ViT's key innovation is replacing convolutional layers with self-attention over patches, allowing the model to capture long-range dependencies across the entire image from the earliest layers. Early ViTs required large-scale pretraining (e.g., on JFT-300M or ImageNet-21k) to outperform convolutional baselines like ResNet, but later variants (e.g., DeiT, Data-efficient Image Transformers) reduced the data requirement through knowledge distillation and improved training recipes.
Technically, ViT has complexity O(n²) in the number of patches, making it computationally expensive for high-resolution images. To address this, hierarchical vision transformers (e.g., Swin Transformer, PVT) use shifted windows or pyramid structures to reduce self-attention to local regions while maintaining global connectivity. Cross-attention variants like CrossViT merge patch and token representations from multiple scales. Modern ViTs (2026) incorporate convolution-like inductive biases via hybrid architectures (e.g., ConvNeXt, CoAtNet) or explicit positional encoding strategies (e.g., RoPE, AliBi).
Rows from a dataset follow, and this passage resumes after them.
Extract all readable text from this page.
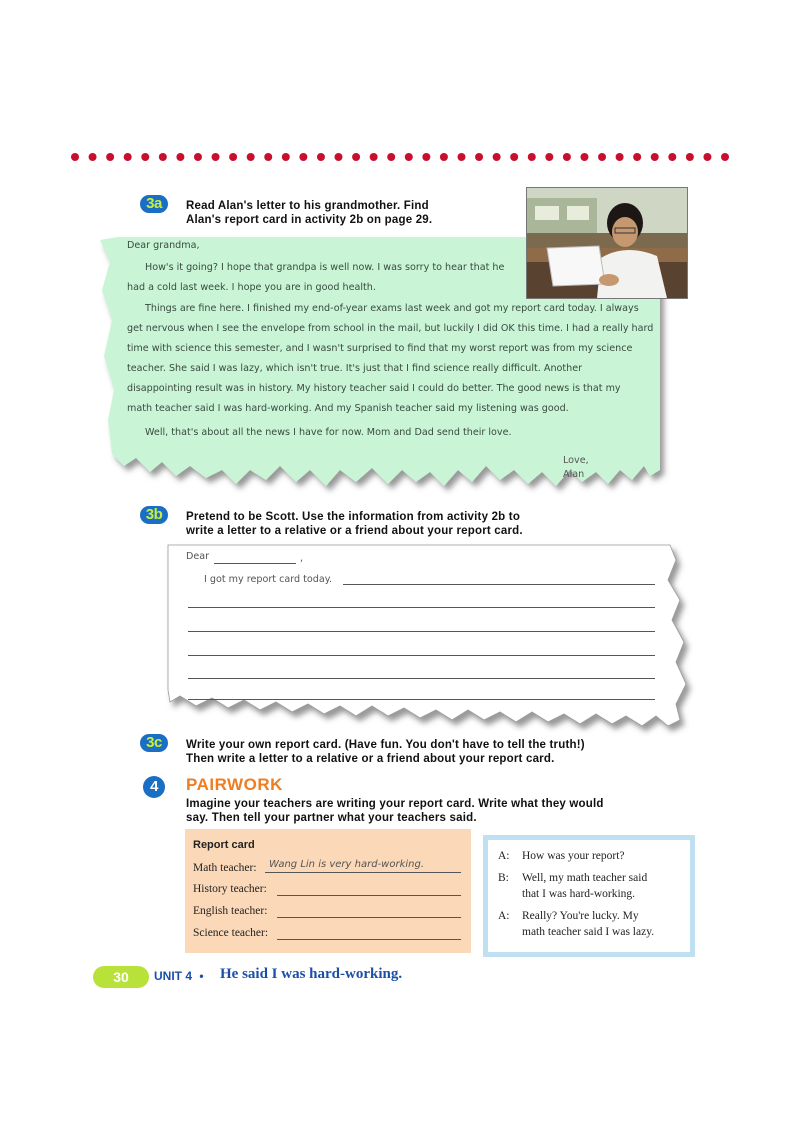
3a	Read Alan's letter to his grandmother. Find
Alan's report card in activity 2b on page 29.

Dear grandma,

How's it going? I hope that grandpa is well now. I was sorry to hear that he

had a cold last week. I hope you are in good health.

Things are fine here. I finished my end-of-year exams last week and got my report card today. I always

get nervous when I see the envelope from school in the mail, but luckily I did OK this time. I had a really hard

time with science this semester, and I wasn't surprised to find that my worst report was from my science

teacher. She said I was lazy, which isn't true. It's just that I find science really difficult. Another

disappointing result was in history. My history teacher said I could do better. The good news is that my

math teacher said I was hard-working. And my Spanish teacher said my listening was good.

Well, that's about all the news I have for now. Mom and Dad send their love.

Love,
Alan
3b	Pretend to be Scott. Use the information from activity 2b to
write a letter to a relative or a friend about your report card.
Dear	,
I got my report card today.
3c	Write your own report card. (Have fun. You don't have to tell the truth!)
Then write a letter to a relative or a friend about your report card.
4	PAIRWORK
Imagine your teachers are writing your report card. Write what they would
say. Then tell your partner what your teachers said.
Report card
Math teacher: Wang Lin is very hard-working.
History teacher:
English teacher:
Science teacher:
A: How was your report?
B: Well, my math teacher said
that I was hard-working.
A: Really? You're lucky. My
math teacher said I was lazy.
30	UNIT 4 • He said I was hard-working.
ViT is now the dominant backbone for image classification, object detection, and segmentation, often surpassing traditional CNNs on large-scale datasets. It is preferred over CNNs when data is abundant and computational resources allow full self-attention; for smaller datasets, convolutional or hybrid models remain competitive. Common pitfalls include sensitivity to patch size (smaller patches increase sequence length quadratically), need for careful regularization (dropout, stochastic depth), and difficulty with high-resolution inputs without hierarchical downsampling.
As of 2026, state-of-the-art vision transformers include ViT-22B (Google), SwinV2 (Microsoft), and EfficientViT (MIT/Apple). ViTs are widely deployed in autonomous driving (perception pipelines), medical imaging (tumor segmentation), and multimodal models (e.g., CLIP, Flamingo). The architecture has also been extended to video (TimeSformer, VideoMAE) and 3D point clouds (Point Transformer).